Probabilistic Interactive 3D Segmentation with Hierarchical Neural Processes
This work improves interactive 3D segmentation for users in computer vision by offering a probabilistic framework with enhanced generalization and uncertainty, though it is incremental as it builds on Neural Processes.
The paper tackles the problem of interactive 3D segmentation by addressing generalization from sparse user clicks and uncertainty quantification, proposing NPISeg3D, which achieves superior segmentation performance with fewer clicks and provides reliable uncertainty estimations on four datasets.

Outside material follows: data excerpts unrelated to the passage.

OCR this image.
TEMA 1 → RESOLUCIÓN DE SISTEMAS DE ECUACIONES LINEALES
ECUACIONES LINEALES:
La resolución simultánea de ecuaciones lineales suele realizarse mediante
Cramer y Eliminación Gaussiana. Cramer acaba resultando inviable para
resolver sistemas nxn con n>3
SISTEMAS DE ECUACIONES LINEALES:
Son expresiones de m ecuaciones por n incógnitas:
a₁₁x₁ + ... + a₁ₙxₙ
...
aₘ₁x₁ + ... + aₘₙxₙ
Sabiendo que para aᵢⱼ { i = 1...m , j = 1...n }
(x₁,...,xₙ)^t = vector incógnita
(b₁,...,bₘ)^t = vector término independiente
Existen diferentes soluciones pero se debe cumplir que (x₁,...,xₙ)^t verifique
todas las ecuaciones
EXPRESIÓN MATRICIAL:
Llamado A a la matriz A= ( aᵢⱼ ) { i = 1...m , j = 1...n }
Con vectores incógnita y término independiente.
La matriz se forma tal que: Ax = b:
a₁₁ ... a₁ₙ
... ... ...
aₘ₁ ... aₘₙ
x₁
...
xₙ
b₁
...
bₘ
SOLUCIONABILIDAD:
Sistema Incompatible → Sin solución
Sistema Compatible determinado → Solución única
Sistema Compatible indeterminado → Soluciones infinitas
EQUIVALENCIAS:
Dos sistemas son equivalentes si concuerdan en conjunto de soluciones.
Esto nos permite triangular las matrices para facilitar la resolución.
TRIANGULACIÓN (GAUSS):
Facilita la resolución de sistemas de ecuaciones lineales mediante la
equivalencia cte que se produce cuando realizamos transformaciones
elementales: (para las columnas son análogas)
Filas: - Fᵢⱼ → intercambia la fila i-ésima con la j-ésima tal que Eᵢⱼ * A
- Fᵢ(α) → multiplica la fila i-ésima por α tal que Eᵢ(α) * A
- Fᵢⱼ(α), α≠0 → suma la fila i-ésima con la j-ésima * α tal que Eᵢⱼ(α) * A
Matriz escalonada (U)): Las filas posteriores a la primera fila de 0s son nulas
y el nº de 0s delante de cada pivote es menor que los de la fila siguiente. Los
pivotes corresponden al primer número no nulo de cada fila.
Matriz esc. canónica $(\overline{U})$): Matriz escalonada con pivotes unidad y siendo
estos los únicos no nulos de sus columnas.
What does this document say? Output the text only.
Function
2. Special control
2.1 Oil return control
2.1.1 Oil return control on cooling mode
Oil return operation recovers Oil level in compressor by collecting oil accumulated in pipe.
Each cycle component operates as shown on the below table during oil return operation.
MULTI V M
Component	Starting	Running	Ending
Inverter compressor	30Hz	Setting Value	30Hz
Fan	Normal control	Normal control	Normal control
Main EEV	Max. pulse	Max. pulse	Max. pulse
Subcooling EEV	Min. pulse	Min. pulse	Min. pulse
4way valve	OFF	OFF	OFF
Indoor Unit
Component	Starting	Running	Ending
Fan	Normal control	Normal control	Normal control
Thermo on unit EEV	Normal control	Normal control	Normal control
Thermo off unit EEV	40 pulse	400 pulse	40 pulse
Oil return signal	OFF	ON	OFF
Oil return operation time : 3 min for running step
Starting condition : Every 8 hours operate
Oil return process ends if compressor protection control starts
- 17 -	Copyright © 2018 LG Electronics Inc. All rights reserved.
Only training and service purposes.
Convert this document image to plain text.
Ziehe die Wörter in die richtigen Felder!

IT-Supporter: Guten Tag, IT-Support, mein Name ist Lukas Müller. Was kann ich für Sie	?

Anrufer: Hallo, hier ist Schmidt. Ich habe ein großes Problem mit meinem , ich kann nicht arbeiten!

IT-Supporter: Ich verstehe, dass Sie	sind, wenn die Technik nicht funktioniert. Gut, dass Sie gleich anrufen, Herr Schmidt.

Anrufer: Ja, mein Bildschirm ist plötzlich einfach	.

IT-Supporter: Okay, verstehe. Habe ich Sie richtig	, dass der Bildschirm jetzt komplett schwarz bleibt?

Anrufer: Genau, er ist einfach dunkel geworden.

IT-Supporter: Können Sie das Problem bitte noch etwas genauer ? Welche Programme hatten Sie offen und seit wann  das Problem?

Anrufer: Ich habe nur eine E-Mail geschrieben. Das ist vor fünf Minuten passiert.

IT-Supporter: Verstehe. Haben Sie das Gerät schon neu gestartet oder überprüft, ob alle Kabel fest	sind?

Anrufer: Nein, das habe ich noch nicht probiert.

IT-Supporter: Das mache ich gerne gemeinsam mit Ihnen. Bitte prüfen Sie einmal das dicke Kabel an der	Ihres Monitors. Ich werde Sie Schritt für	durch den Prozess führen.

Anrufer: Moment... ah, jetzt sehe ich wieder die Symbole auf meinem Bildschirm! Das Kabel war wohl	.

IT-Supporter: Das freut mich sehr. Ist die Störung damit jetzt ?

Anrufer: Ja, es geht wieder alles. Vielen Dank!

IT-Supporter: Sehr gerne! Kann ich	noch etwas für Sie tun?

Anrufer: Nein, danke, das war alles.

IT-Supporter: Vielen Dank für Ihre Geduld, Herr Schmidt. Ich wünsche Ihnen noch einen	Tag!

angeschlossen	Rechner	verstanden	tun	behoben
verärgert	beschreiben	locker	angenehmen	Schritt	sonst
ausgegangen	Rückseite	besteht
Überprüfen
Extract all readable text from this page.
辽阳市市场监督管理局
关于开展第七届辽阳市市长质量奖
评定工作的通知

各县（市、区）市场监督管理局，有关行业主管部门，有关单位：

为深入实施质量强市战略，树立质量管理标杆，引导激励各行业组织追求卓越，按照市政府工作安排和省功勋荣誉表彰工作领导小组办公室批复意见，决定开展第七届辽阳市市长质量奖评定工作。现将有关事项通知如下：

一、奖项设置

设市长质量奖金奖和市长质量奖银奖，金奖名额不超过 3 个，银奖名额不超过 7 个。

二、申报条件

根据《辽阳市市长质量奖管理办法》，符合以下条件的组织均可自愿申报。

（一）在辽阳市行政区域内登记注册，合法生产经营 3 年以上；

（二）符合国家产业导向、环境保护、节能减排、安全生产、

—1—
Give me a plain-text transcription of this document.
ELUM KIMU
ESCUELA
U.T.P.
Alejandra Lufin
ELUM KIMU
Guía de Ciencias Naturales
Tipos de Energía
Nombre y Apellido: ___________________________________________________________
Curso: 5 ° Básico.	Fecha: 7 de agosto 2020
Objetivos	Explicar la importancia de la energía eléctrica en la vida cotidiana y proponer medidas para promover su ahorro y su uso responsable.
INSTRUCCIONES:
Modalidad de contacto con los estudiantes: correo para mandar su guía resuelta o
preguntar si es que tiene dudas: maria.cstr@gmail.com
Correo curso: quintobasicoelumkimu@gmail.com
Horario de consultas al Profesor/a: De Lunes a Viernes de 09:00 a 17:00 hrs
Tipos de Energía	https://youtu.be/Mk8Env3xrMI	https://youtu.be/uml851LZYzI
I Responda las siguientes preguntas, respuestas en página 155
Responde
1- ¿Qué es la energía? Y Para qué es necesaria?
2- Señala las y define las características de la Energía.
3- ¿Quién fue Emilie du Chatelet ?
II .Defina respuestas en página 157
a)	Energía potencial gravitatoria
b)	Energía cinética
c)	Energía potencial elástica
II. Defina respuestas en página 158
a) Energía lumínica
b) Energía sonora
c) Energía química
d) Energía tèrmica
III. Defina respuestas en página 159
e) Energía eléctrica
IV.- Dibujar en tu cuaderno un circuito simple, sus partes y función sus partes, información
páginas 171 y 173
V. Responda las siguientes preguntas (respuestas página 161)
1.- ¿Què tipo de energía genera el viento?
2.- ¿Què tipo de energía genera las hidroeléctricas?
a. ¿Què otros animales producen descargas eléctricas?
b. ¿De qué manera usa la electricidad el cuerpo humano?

Interactive 3D segmentation has emerged as a promising solution for generating accurate object masks in complex 3D scenes by incorporating user-provided clicks. However, two critical challenges remain underexplored: (1) effectively generalizing from sparse user clicks to produce accurate segmentation, and (2) quantifying predictive uncertainty to help users identify unreliable regions. In this work, we propose NPISeg3D, a novel probabilistic framework that builds upon Neural Processes (NPs) to address these challenges. Specifically, NPISeg3D introduces a hierarchical latent variable structure with scene-specific and object-specific latent variables to enhance few-shot generalization by capturing both global context and object-specific characteristics. Additionally, we design a probabilistic prototype modulator that adaptively modulates click prototypes with object-specific latent variables, improving the model's ability to capture object-aware context and quantify predictive uncertainty. Experiments on four 3D point cloud datasets demonstrate that NPISeg3D achieves superior segmentation performance with fewer clicks while providing reliable uncertainty estimations.